This article originally appeared as part of Cyber Defense Magazine March Edition for 2023.
While it seems we are constantly hearing of massive layoffs at tech companies and concerns of a looming recession, there is one industry that can’t seem to hire enough people and retain talent: cybersecurity. Even with companies reaching deep into their pockets to attract candidates with what can seem like open checkbooks, CyberSeek reported that there are nearly a half million open cybersecurity roles in the U.S. right now. How are these staffing shortages hitting the SOC (Security Operations Center) and what organizations can do to fill the gaps?
Overwhelmed SOC Staff Stretched Thin
When it comes to the SOC, 79% of security decision makers agreed that the cybersecurity skills shortage has impacted their security operations, and according to a recent survey (which data will be cited from throughout the rest of this article) of security decision makers responsible for threat detection at their organizations. As environments are increasingly becoming more chaotic while requirements are constantly changing, SOC teams are not only understaffed; they are increasingly overwhelmed. 57% of respondents in the survey indicated that SecOps is more chaotic than it was two years ago and almost all respondents (93%) felt their organization needed to re-evaluate its SecOps priorities.
SecOps teams are working to aggressively adapt to a landscape that is constantly evolving—it’s like running up a moving escalator. Attackers don’t care that organizations are understaffed, in fact, they love it. As security teams re-architect operational infrastructure to help organizations support modern, cloud-driven, hybrid work usage models, the massive amount of IT infrastructure change leaves room for new threats to be introduced through weak links.
IT teams are facing an uphill battle to transform their security operations infrastructure while fending off attacks, and all the while, daily SecOps activities must continue to mitigate risk as it re-architects security operations strategies, processes, and technologies. Migrating to the cloud cannot be done in a vacuum, everything in the organization modernizes with it. How do teams become smarter and more efficient while enhancing enterprise security postures?
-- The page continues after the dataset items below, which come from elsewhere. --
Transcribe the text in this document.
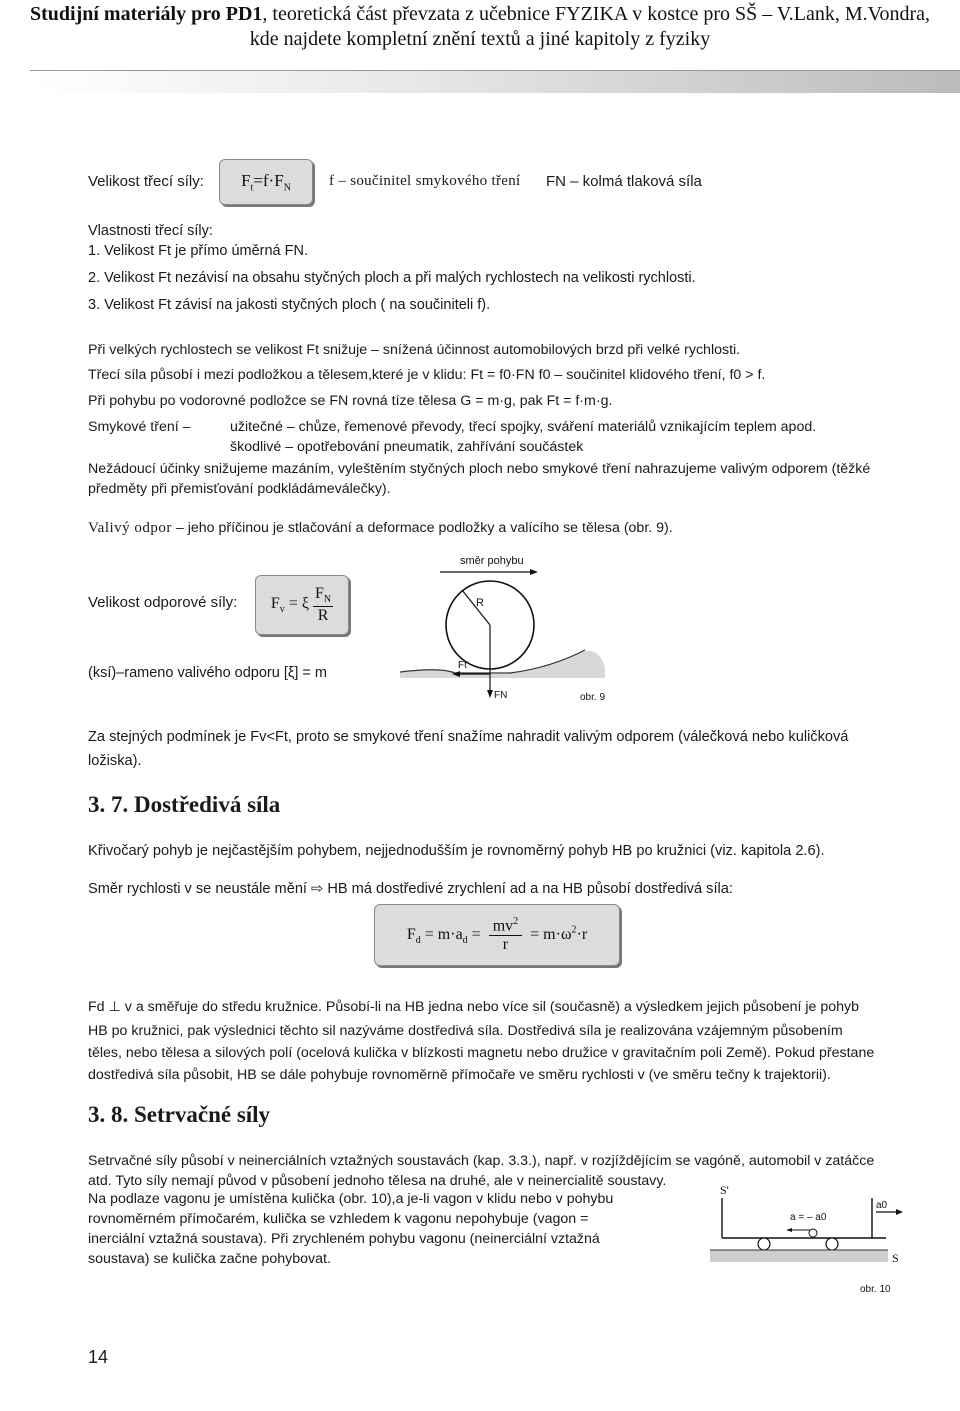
Studijní materiály pro PD1, teoretická část převzata z učebnice FYZIKA v kostce pro SŠ – V.Lank, M.Vondra,
kde najdete kompletní znění textů a jiné kapitoly z fyziky
Velikost třecí síly: $F_t=f\cdot F_N$	f – součinitel smykového tření FN – kolmá tlaková síla
Vlastnosti třecí síly:
1. Velikost Ft je přímo úměrná FN.
2. Velikost Ft nezávisí na obsahu styčných ploch a při malých rychlostech na velikosti rychlosti.
3. Velikost Ft závisí na jakosti styčných ploch ( na součiniteli f).
Při velkých rychlostech se velikost Ft snižuje – snížená účinnost automobilových brzd při velké rychlosti.
Třecí síla působí i mezi podložkou a tělesem,které je v klidu: Ft = f0·FN f0 – součinitel klidového tření, f0 > f.
Při pohybu po vodorovné podložce se FN rovná tíze tělesa G = m·g, pak Ft = f·m·g.
Smykové tření –	užitečné – chůze, řemenové převody, třecí spojky, sváření materiálů vznikajícím teplem apod.
škodlivé – opotřebování pneumatik, zahřívání součástek
Nežádoucí účinky snižujeme mazáním, vyleštěním styčných ploch nebo smykové tření nahrazujeme valivým odporem (těžké
předměty při přemisťování podkládámeválečky).
Valivý odpor – jeho příčinou je stlačování a deformace podložky a valícího se tělesa (obr. 9).
Velikost odporové síly: $F_v = \xi \frac{F_N}{R}$
(ksí)–rameno valivého odporu [ξ] = m
směr pohybu
R
FN
Ft
obr. 9
Za stejných podmínek je Fv<Ft, proto se smykové tření snažíme nahradit valivým odporem (válečková nebo kuličková
ložiska).
3. 7. Dostředivá síla
Křivočarý pohyb je nejčastějším pohybem, nejjednodušším je rovnoměrný pohyb HB po kružnici (viz. kapitola 2.6).
Směr rychlosti v se neustále mění ⇨ HB má dostředivé zrychlení ad a na HB působí dostředivá síla:
$F_d = m\cdot a_d = \frac{mv^2}{r} = m\cdot\omega^2\cdot r$
Fd ⊥ v a směřuje do středu kružnice. Působí-li na HB jedna nebo více sil (současně) a výsledkem jejich působení je pohyb
HB po kružnici, pak výslednici těchto sil nazýváme dostředivá síla. Dostředivá síla je realizována vzájemným působením
těles, nebo tělesa a silových polí (ocelová kulička v blízkosti magnetu nebo družice v gravitačním poli Země). Pokud přestane
dostředivá síla působit, HB se dále pohybuje rovnoměrně přímočaře ve směru rychlosti v (ve směru tečny k trajektorii).
3. 8. Setrvačné síly
Setrvačné síly působí v neinerciálních vztažných soustavách (kap. 3.3.), např. v rozjíždějícím se vagóně, automobil v zatáčce
atd. Tyto síly nemají původ v působení jednoho tělesa na druhé, ale v neinercialitě soustavy.
Na podlaze vagonu je umístěna kulička (obr. 10),a je-li vagon v klidu nebo v pohybu
rovnoměrném přímočarém, kulička se vzhledem k vagonu nepohybuje (vagon =
inerciální vztažná soustava). Při zrychleném pohybu vagonu (neinerciální vztažná
soustava) se kulička začne pohybovat.
S'
a0
a = – a0
S
obr. 10
14
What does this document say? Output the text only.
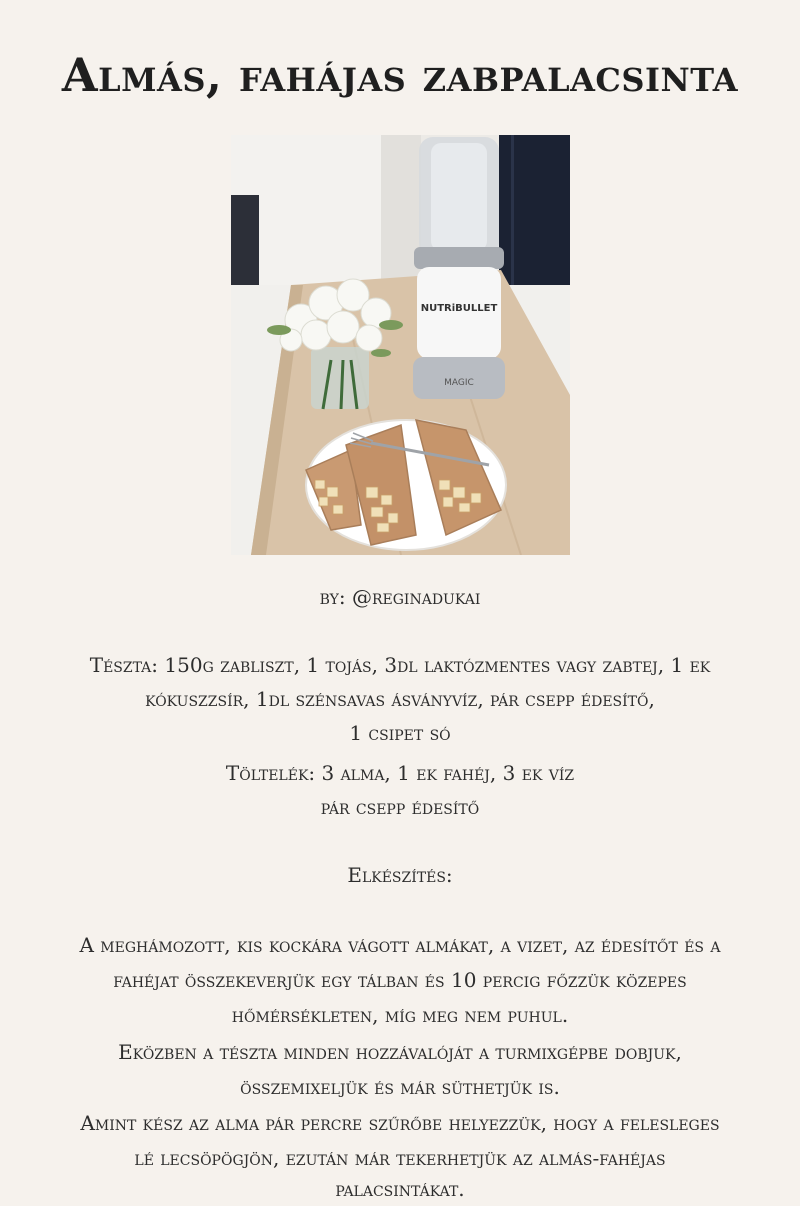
Almás, fahájas zabpalacsinta
NUTRiBULLET
MAGIC
by: @reginadukai
Tészta: 150g zabliszt, 1 tojás, 3dl laktózmentes vagy zabtej, 1 ek
kókuszzsír, 1dl szénsavas ásványvíz, pár csepp édesítő,
1 csipet só
Töltelék: 3 alma, 1 ek fahéj, 3 ek víz
pár csepp édesítő
Elkészítés:
A meghámozott, kis kockára vágott almákat, a vizet, az édesítőt és a
fahéjat összekeverjük egy tálban és 10 percig főzzük közepes
hőmérsékleten, míg meg nem puhul.
Eközben a tészta minden hozzávalóját a turmixgépbe dobjuk,
összemixeljük és már süthetjük is.
Amint kész az alma pár percre szűrőbe helyezzük, hogy a felesleges
lé lecsöpögjön, ezután már tekerhetjük az almás-fahéjas
palacsintákat.
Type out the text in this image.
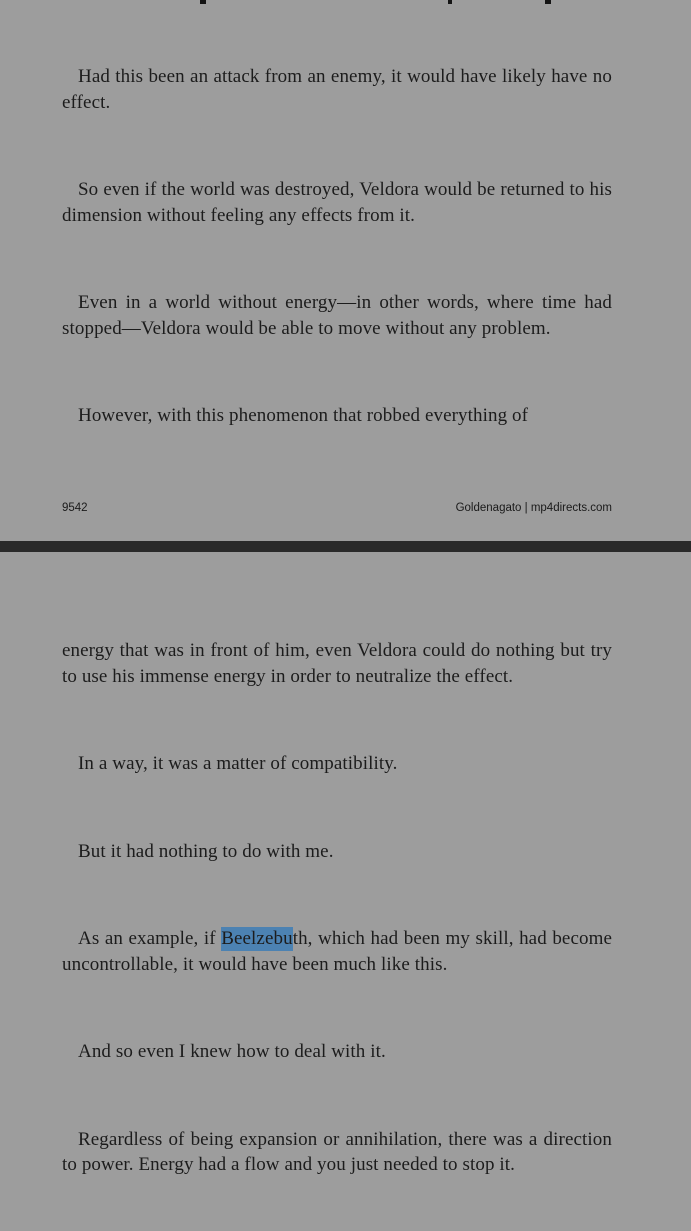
Had this been an attack from an enemy, it would have likely have no effect.

So even if the world was destroyed, Veldora would be returned to his dimension without feeling any effects from it.

Even in a world without energy—in other words, where time had stopped—Veldora would be able to move without any problem.

However, with this phenomenon that robbed everything of

9542	Goldenagato | mp4directs.com

energy that was in front of him, even Veldora could do nothing but try to use his immense energy in order to neutralize the effect.

In a way, it was a matter of compatibility.

But it had nothing to do with me.

As an example, if Beelzebuth, which had been my skill, had become uncontrollable, it would have been much like this.

And so even I knew how to deal with it.

Regardless of being expansion or annihilation, there was a direction to power. Energy had a flow and you just needed to stop it.
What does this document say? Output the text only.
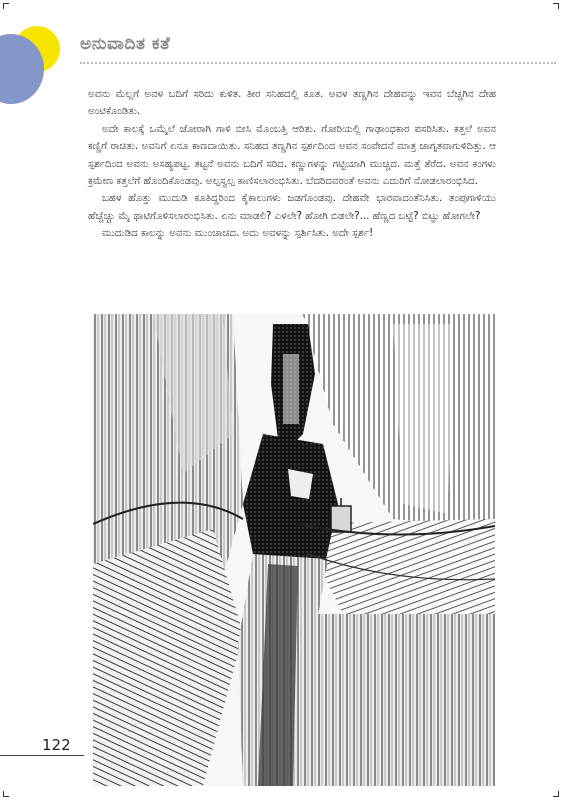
ಅನುವಾದಿತ ಕತೆ

ಅವನು ಮೆಲ್ಲಗೆ ಅವಳ ಬದಿಗೆ ಸರಿದು ಕುಳಿತ. ತೀರ ಸನಿಹದಲ್ಲಿ ಕೂತ. ಅವಳ ತಣ್ಣಗಿನ ದೇಹವನ್ನು ಇವನ ಬೆಚ್ಚಗಿನ ದೇಹ ಅಂಟಿಕೊಂಡಿತು.

ಅದೇ ಕಾಲಕ್ಕೆ ಒಮ್ಮೆಲೆ ಜೋರಾಗಿ ಗಾಳಿ ಬೀಸಿ ಮೊಂಬತ್ತಿ ಆರಿತು. ಗೋರಿಯಲ್ಲಿ ಗಾಢಾಂಧಕಾರ ಪಸರಿಸಿತು. ಕತ್ತಲೆ ಅವನ ಕಣ್ಣಿಗೆ ರಾಚಿತು. ಅವನಿಗೆ ಏನೂ ಕಾಣದಾಯಿತು. ಸನಿಹದ ತಣ್ಣಗಿನ ಸ್ಪರ್ಶದಿಂದ ಅವನ ಸಂವೇದನೆ ಮಾತ್ರ ಜಾಗೃತವಾಗುಳಿದಿತ್ತು. ಆ ಸ್ಪರ್ಶದಿಂದ ಅವನು ಅಸಹ್ಯಪಟ್ಟ. ತಟ್ಟನೆ ಅವನು ಬದಿಗೆ ಸರಿದ. ಕಣ್ಣುಗಳನ್ನು ಗಟ್ಟಿಯಾಗಿ ಮುಚ್ಚಿದ. ಮತ್ತೆ ತೆರೆದ. ಅವನ ಕಂಗಳು ಕ್ರಮೇಣ ಕತ್ತಲೆಗೆ ಹೊಂದಿಕೊಂಡವು. ಅಲ್ಪಸ್ವಲ್ಪ ಕಾಣಿಸಲಾರಂಭಿಸಿತು. ಬೆದರಿದವರಂತೆ ಅವನು ಎದುರಿಗೆ ನೋಡಲಾರಂಭಿಸಿದ.

ಬಹಳ ಹೊತ್ತು ಮುದುಡಿ ಕೂತಿದ್ದರಿಂದ ಕೈಕಾಲುಗಳು ಜಡಗೊಂಡವು. ದೇಹವೇ ಭಾರವಾದಂತೆನಿಸಿತು. ತಂಪುಗಾಳಿಯು ಹೆಚ್ಚೆಚ್ಚು ಮೈ ಥಾಟಿಗೊಳಿಸಲಾರಂಭಿಸಿತು. ಏನು ಮಾಡಲಿ? ಎಳಲೇ? ಹೋಗಿ ಬಿಡಲೇ?... ಹೆಣ್ಣದ ಬಟ್ಟೆ? ಬಿಟ್ಟು ಹೋಗಲೇ?

ಮುದುಡಿದ ಕಾಲನ್ನು ಅವನು ಮುಂಚಾಚಿದ. ಅದು ಅವಳನ್ನು ಸ್ಪರ್ಶಿಸಿತು. ಅದೇ ಸ್ಪರ್ಶ!

122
Efficiency vs. Efficacy: The Lean Tradeoffs
What is one of the things making SOC staff most overwhelmed? Alerts.
Security alert management is a serious pain point, and no wonder, since 77% of survey respondents report a rise in alert volumes.
Consider how many alerts you would get in the course of a day on your phone if some were not disabled or silenced. While the ten-minute alert before a meeting is often helpful and important, an alert, every time an email or text comes in can distract from things that need our full attention and are not pressing to attend to at that moment. Similarly, for folks with video doorbells, you want to know if someone is trying to open one of your doors but not to be alerted every time a car drives up your street or the wind blows. Context matters.
As security controls grow in number and scope, data volume and tools multiply, making managing fragmented security investments strenuous as the controls and regulations are placed on security. The result? Over half of surveyed security professionals report that alert triage is challenging or overwhelming. Similar to disabling personal phone notifications, the easier fix to this problem is re-configuring noisy threat detection solutions, the harder problem to address is threat landscape evolution outpacing SecOps countermeasures.
What are SOC staff doing to keep up? Almost everyone (96%) surveyed cited that they are making tradeoffs between efficacy and efficiency to keep up. What is the best way to combat alert fatigue and ensure that SOC staff can work as efficiently as possible, especially as teams are likely stretched thin? Automation.
Detection Engineering & Automation: What Understaffed SOC Team Dreams Are Made Of
The top security operations challenges and trends are intertwined and cyclical - it’s important to work smarter, not harder. Beyond staffing challenges, these include security alert management (which we’ve already walked through) and the sustained need for efficiency in detection engineering.
Detection engineering is an important area, and security leaders put a premium on time spent on this, but limited skills exist here compared to other security operations activities. As organizations' infrastructures evolve, security teams need to ensure the investments they’ve made in detection rules can be applied across multiple detection mechanisms, optimizing tools and detection engineering investments. Only 14% of security professionals surveyed indicated being able to accomplish developing and implementing new threat detection rules in less than one week, and 57% said the amount of work to design, code, implement and manage their threat detection rules was either overwhelming or challenging.
With the premium placed on implementing new detection rules, and 77% of survey respondents looking for a new way to engineer them, automation is the answer to the top challenges SOC staff face. While 83% of respondents were using automation in some capacity to assist with security operations, those that weren't using it exclusively were more than two times more likely to have challenges prioritizing alerts.
Not only do organizations seem to think increased investment in detection engineering will
pay off, with three-quarters expecting a moderate or drastic reduction in attack dwell time, but almost all are willing to put their money where their mouth is. 98% of survey respondents are confident that their organization will fund the transformations needed in their SOC. While SOC teams look to fill the gaps on their teams, some gaps can’t wait: a gap in securing an environment against threats is one of them. Automating detection engineering is the solution that will help organizations through this transformational journey.